OCRerrcr / README.md
eliotj's picture
Update README.md
b8501a2 verified
metadata
license: apache-2.0
language:
  - en
  - fr
  - de

OCRerrcr is a small language model specialized for the detection of OCR error.

OCRerrcr was trained by Eliot Jones for PleIAs on a sample of 1000 documents with labelled OCR errors from open data documents (Finance Commons) and cultural heritage sources (Common Corpus).
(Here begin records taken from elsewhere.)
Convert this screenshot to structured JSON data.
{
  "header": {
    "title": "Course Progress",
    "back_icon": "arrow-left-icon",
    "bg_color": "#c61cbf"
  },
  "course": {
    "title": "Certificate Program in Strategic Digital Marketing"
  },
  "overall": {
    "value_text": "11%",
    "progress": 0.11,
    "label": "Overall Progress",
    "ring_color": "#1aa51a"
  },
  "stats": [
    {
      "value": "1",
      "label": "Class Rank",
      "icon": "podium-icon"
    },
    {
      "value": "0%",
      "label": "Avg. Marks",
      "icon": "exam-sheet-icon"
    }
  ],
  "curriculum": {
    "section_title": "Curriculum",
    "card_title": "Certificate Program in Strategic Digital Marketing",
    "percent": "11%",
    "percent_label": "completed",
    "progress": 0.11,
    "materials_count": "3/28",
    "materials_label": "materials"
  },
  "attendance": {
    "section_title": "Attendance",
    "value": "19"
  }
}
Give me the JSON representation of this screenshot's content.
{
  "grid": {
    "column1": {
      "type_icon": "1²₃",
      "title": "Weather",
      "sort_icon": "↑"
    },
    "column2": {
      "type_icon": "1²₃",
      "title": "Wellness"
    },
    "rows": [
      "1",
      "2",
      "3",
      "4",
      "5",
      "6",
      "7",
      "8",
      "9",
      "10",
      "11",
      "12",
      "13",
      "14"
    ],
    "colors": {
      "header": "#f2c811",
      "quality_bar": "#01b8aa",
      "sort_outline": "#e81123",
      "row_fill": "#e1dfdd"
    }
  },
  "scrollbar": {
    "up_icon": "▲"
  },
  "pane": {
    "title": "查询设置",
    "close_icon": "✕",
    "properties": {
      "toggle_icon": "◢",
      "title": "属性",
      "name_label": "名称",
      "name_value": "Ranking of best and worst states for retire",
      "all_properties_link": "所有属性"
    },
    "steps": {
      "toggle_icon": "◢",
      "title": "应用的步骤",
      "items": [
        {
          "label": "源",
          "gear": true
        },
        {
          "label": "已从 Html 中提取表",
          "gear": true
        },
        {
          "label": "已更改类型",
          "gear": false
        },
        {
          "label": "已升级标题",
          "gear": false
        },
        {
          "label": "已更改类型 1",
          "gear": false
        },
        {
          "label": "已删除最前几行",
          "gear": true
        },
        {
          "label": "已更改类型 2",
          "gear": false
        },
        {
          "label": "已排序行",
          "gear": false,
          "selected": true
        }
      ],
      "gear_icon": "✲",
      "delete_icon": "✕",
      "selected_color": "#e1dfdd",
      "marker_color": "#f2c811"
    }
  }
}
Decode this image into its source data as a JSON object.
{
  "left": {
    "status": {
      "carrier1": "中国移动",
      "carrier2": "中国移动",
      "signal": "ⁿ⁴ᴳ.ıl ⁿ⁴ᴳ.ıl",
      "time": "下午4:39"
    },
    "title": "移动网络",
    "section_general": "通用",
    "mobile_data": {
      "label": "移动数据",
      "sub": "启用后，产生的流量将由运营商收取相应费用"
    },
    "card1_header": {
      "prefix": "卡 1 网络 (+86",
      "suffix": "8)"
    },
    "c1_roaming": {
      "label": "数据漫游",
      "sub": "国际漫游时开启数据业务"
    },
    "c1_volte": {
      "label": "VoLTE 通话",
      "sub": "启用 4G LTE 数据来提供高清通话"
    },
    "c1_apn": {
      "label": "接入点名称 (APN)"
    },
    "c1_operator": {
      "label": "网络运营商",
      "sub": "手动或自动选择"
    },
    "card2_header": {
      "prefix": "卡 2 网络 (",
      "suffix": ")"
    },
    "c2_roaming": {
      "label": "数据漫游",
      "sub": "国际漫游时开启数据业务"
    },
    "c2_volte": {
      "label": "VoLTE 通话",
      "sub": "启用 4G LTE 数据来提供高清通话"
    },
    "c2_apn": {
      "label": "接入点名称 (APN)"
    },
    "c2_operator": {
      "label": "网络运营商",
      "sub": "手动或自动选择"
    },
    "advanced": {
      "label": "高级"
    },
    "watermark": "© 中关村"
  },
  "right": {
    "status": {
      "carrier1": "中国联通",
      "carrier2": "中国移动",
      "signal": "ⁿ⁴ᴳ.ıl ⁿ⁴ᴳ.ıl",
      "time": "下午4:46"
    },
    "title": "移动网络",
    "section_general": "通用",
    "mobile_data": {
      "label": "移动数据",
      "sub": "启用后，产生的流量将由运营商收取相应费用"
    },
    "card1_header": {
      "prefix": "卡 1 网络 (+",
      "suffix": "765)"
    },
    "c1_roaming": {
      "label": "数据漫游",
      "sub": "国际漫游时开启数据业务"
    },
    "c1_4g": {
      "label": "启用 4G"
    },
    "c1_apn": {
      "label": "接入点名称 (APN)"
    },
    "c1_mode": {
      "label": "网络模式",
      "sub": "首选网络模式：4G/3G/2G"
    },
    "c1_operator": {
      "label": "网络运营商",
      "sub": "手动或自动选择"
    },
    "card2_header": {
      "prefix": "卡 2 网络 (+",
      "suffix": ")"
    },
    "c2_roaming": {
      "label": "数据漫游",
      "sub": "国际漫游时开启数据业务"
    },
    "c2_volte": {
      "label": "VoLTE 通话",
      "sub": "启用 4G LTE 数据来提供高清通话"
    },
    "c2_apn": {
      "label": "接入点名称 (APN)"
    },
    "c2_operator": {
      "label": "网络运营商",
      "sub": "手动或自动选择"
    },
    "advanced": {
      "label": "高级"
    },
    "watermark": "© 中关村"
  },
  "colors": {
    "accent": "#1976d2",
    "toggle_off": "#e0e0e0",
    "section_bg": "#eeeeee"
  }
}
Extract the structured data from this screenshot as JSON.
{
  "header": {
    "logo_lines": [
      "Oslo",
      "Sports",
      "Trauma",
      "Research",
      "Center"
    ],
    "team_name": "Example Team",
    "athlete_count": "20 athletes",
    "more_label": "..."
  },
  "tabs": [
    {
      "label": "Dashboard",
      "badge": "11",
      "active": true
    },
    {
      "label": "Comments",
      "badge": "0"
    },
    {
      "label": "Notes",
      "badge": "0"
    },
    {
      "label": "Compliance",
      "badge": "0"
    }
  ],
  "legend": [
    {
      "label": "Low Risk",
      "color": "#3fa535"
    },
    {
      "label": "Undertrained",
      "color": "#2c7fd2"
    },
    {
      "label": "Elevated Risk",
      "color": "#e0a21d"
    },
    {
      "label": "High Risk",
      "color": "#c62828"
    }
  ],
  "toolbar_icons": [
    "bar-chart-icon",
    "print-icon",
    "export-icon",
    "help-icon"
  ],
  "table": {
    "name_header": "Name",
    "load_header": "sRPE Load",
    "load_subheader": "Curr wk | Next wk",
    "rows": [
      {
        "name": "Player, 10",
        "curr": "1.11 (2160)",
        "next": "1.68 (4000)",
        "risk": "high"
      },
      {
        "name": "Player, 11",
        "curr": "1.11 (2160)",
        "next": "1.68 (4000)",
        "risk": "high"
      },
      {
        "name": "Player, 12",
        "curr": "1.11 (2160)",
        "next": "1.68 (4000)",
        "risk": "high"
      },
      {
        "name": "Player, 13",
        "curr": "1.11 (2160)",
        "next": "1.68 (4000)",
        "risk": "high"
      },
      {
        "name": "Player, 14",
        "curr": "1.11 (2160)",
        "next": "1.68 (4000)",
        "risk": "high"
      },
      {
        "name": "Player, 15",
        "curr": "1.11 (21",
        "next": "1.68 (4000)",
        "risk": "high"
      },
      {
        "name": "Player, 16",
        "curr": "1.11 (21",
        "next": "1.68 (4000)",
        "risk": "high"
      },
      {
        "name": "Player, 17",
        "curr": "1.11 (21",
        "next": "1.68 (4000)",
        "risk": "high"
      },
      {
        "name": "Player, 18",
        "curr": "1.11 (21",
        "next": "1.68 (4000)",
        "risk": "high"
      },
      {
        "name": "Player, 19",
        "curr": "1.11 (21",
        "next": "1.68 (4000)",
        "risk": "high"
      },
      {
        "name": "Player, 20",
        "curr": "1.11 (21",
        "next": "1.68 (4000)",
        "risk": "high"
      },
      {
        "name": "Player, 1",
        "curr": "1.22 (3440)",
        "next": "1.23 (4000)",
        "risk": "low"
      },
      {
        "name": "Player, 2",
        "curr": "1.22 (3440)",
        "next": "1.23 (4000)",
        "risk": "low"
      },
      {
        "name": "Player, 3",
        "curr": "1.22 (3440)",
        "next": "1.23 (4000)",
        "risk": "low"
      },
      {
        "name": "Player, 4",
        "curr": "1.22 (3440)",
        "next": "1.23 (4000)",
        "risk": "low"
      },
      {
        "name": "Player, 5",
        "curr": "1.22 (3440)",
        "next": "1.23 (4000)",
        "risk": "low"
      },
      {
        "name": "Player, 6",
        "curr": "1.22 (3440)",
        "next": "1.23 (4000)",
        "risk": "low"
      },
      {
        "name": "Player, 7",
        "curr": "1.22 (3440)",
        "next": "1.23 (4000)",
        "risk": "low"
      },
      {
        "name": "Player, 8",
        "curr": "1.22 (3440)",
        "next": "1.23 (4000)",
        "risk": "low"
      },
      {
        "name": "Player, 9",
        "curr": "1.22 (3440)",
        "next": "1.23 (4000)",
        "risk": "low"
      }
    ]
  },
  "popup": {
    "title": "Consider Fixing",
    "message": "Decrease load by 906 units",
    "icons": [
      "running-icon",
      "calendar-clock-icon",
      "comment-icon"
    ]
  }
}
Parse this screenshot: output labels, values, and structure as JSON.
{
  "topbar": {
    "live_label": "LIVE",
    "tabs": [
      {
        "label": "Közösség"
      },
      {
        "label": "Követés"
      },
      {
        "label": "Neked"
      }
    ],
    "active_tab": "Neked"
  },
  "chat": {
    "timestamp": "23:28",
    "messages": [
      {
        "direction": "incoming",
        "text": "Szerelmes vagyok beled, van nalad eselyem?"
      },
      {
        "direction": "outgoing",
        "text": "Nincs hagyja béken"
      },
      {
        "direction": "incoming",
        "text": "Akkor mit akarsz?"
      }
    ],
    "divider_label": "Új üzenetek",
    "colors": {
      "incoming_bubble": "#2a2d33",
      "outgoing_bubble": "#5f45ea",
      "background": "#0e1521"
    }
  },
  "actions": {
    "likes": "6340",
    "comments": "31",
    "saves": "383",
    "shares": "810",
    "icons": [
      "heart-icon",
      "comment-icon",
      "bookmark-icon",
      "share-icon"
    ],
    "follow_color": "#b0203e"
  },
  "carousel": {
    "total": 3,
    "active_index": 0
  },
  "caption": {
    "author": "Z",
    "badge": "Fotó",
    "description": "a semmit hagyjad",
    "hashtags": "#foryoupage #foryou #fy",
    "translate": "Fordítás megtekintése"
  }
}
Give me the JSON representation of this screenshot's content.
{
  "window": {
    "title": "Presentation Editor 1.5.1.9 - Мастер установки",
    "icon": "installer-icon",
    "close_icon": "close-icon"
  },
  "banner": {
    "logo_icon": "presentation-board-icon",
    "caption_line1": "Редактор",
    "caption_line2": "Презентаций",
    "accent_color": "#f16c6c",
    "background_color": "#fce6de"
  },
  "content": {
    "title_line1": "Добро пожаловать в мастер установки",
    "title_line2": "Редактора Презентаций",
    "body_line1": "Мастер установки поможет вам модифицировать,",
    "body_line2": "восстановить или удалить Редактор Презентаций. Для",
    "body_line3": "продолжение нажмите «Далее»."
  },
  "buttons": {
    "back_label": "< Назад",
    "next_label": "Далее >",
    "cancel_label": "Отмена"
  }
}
To date, OCRerrcr provide the most accurate agnostic OCR error rate estimate. PleIAs has also develop an alternative pipeline for this tasks, OCRoscope, that scale significantly better but also significantly less accurate, especially for document with fewer mistakes.

The name OCRerrcr (instead of OCRerror) is a playful allusion to a common OCR misreading.

Example

The following is a low-error example sentence taken from Common Corpus:

They did not approach cer, but turned away and passed irom her presence, filled with sorrow and moved with sympathy, which her intense emotions seemed to communicate to even these thoughtless young men of the tho plains.

And the OCRerrcr detection (with formatting for clarity):

They did not approach <er>cer,</er> but turned away and passed <er>irom</er> her presence, filled with sorrow and moved with sympathy, which her intense emotions seemed to communicate to even these thoughtless young men of the <er>tho</er> plains.